Patient/Caregiver Training:
(Detailed information on
training/education as well as patient response and carryover.)
Patient has been educated on
safety awareness with assistive device during gait and maneuvering around
patient’s apartment, improved gait mechanics for improved stability with gait,
as well as importance of physical therapy and continuing to ambulate regularly.
Patient has improved in their carryover with education and demonstrating
increased safety awareness and gait mechanics.
Remaining Functional
Deficits/Underlying impairments:
(List remining deficits. Why are
these necessary to treat? Skilled PT is required for…)
Patient has demonstrated
improvements towards short- and long-term goals. Patient continues to require skilled
physical therapy to improve static and dynamic balance, LE and core
strengthening, activity tolerance training, and safety awareness for
improvements in patient’s ability to get around apartment and facility safely
and with improved endurance, improve transfer ability, and reduce risk for
falls.
Impact of Burden of Care:
(List complicating factors that
impact progress. Has the progress affected the ability for the patient to
participate in social or medical environments? Pt’s current status and how it
impacts functional independence and safety.)

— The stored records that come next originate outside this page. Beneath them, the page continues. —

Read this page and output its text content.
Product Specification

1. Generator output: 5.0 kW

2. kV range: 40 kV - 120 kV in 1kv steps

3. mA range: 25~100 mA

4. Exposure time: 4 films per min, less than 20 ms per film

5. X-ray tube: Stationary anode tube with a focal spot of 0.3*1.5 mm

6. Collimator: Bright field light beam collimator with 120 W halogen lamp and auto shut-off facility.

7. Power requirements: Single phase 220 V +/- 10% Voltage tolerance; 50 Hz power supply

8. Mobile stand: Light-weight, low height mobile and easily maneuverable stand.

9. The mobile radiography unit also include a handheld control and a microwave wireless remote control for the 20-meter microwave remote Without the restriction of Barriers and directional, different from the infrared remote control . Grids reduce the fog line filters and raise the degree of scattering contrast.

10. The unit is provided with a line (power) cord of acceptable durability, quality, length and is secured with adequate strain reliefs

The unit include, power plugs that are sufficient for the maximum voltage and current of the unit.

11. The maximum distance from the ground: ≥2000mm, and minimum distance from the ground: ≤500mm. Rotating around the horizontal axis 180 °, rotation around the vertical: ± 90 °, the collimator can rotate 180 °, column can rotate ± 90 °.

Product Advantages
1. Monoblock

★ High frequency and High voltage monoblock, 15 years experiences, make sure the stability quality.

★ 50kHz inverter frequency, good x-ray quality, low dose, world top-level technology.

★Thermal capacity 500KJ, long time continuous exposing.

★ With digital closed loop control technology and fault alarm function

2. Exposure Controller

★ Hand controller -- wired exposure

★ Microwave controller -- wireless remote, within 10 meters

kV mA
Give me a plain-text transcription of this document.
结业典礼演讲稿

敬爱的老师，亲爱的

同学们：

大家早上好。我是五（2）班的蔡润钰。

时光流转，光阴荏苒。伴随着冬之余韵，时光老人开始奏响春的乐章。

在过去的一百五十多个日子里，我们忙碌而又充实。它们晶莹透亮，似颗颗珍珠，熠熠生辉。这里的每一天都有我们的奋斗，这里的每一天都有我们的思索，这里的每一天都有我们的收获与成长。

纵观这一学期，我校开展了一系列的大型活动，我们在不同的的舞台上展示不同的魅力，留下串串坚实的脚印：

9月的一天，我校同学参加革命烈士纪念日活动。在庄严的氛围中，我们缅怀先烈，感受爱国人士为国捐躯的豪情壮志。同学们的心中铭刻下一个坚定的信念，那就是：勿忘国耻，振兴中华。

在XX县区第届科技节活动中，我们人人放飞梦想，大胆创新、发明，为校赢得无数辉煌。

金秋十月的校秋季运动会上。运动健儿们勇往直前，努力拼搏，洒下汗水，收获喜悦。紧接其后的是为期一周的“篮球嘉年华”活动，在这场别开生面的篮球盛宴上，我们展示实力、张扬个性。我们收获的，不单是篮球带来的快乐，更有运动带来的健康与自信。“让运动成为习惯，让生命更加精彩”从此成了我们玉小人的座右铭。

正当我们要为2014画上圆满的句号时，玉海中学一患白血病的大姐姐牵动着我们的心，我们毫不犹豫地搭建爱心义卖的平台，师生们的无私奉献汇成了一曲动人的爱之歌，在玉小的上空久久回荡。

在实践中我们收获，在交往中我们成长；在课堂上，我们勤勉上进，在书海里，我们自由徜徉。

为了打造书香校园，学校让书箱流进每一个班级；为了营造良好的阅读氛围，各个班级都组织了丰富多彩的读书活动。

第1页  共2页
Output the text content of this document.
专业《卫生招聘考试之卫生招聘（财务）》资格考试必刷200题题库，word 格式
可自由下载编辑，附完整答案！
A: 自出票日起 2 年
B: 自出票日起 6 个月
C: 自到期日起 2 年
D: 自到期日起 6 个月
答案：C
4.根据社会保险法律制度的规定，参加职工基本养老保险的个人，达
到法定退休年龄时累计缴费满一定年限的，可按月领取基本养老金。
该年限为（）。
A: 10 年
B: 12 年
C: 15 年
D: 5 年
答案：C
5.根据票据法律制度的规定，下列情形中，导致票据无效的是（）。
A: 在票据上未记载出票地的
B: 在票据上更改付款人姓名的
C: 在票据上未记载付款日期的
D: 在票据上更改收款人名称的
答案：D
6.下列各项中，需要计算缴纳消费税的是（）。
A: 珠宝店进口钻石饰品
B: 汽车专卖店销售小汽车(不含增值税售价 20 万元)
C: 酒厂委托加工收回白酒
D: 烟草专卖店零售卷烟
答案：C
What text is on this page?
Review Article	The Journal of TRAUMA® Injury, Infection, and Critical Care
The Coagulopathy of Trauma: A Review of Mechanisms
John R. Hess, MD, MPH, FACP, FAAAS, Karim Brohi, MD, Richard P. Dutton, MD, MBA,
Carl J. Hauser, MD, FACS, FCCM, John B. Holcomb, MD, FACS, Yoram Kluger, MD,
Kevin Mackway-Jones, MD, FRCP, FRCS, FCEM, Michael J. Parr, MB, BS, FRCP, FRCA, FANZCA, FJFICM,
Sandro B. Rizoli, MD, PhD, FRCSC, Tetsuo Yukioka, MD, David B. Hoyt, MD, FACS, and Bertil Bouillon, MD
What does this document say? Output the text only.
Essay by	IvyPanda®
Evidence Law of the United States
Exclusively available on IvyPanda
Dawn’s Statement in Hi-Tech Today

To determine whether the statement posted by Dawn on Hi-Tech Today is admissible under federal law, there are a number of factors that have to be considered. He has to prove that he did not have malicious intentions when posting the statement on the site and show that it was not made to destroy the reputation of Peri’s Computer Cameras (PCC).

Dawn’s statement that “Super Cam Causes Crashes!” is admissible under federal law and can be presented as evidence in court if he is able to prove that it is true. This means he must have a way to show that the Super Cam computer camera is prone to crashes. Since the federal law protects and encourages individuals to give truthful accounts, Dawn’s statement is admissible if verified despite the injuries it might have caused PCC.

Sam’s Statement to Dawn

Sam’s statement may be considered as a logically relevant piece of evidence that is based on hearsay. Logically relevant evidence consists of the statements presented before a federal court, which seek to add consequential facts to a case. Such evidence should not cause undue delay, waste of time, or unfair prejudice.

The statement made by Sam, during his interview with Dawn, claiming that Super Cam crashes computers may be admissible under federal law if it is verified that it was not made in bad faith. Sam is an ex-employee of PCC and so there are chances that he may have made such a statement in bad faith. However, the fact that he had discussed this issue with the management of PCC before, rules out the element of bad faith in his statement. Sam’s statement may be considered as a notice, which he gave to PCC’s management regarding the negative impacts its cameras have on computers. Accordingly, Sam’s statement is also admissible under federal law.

Patient has improved in their balance
based on balance assessment, however, remains a fall risk requiring assistance
from staff for safety with various functional tasks such as ambulation,
transfers, toileting, etc. Patient has demonstrated improvements in activity
tolerance based on 6MWT, however occasionally requires assistance when
maneuvering around facility.
Updates to Treatment Approach:
(Any changes to POC or treatment
approach based on progress or lack of. Changes or advancements to goals. Documentation
that explains communication occurred between PT and PTA.)
Based on patient’s personal goals,
patient’s performance on tests and measures, and communication from other
therapists, interventions continuing to address static and dynamic balance, pain
reduction, techniques, LE and core strengthening, activity tolerance training,
and safety awareness are appropriate for this patient.
Intervention Assessments:
Therapeutic Exercise:
Assessed patient’s ambulation
tolerance and aerobic capacity with the 6MWT. Patient ambulated with _ and
required CGA/SBA. Assessment of fatigue based on the Borg RPE scale.
Assessed patient’s functional LE
strength with the 30 second CST. Patient able to complete _x sit to stands in
30 seconds with / without BUE for push off from armrest. Facilitated additional
sit to stands, _x with / without BUE for push off from armrest, for improvements
in LE strength required for functional transfers. Patient tolerated assessment
and interventions appropriately.
Therapeutic Activity:
Assessed patient’s bed mobility. Patient required SBA for sitting on
edge<>supine. Patient required verbal cues for correct technique.
Facilitated additional bed mobility training for improvements in overall
strength and technique for carryover.
Assessed patient’s level of
independence with various functional tasks using the Elderly Mobility Scale.
Assessed patient’s stability with
gait based on Timed Up and Go utilizing FWW and requiring CGA.
Neuro re-education:
Assessed patient’s static balance
and risk for falls with the Berg Balance Scale. Additional balance exercises
performed based on the Berg Balance Scale requiring CGA<>SBA for
improvements in balance reaction and ankle and hip strategies for reduction in
risk for falls. Patient tolerated assessment and interventions appropriately.
Assessed patient’s dynamic balance
and risk for falls with the Dynamic Gait Index. Additional balance exercises
performed based on the DGI requiring CGA<>SBA with exercises including incorporation
of vestibular input, changes in gait speed, single leg stance with stepping
over obstacles, turns, and ambulation around obstacles, for reduction in risk
for falls and stability with gait. Patient tolerated assessment and
interventions appropriately.
Assessed patient’s seated balance
with the Function in Sitting Test. Patient required supervision<>CGA
depending on test item. Facilitated additional balance exercises from the FIST
for improvements in balance reaction and core strength required for reduction
in risk for falls and improvements in transfer ability.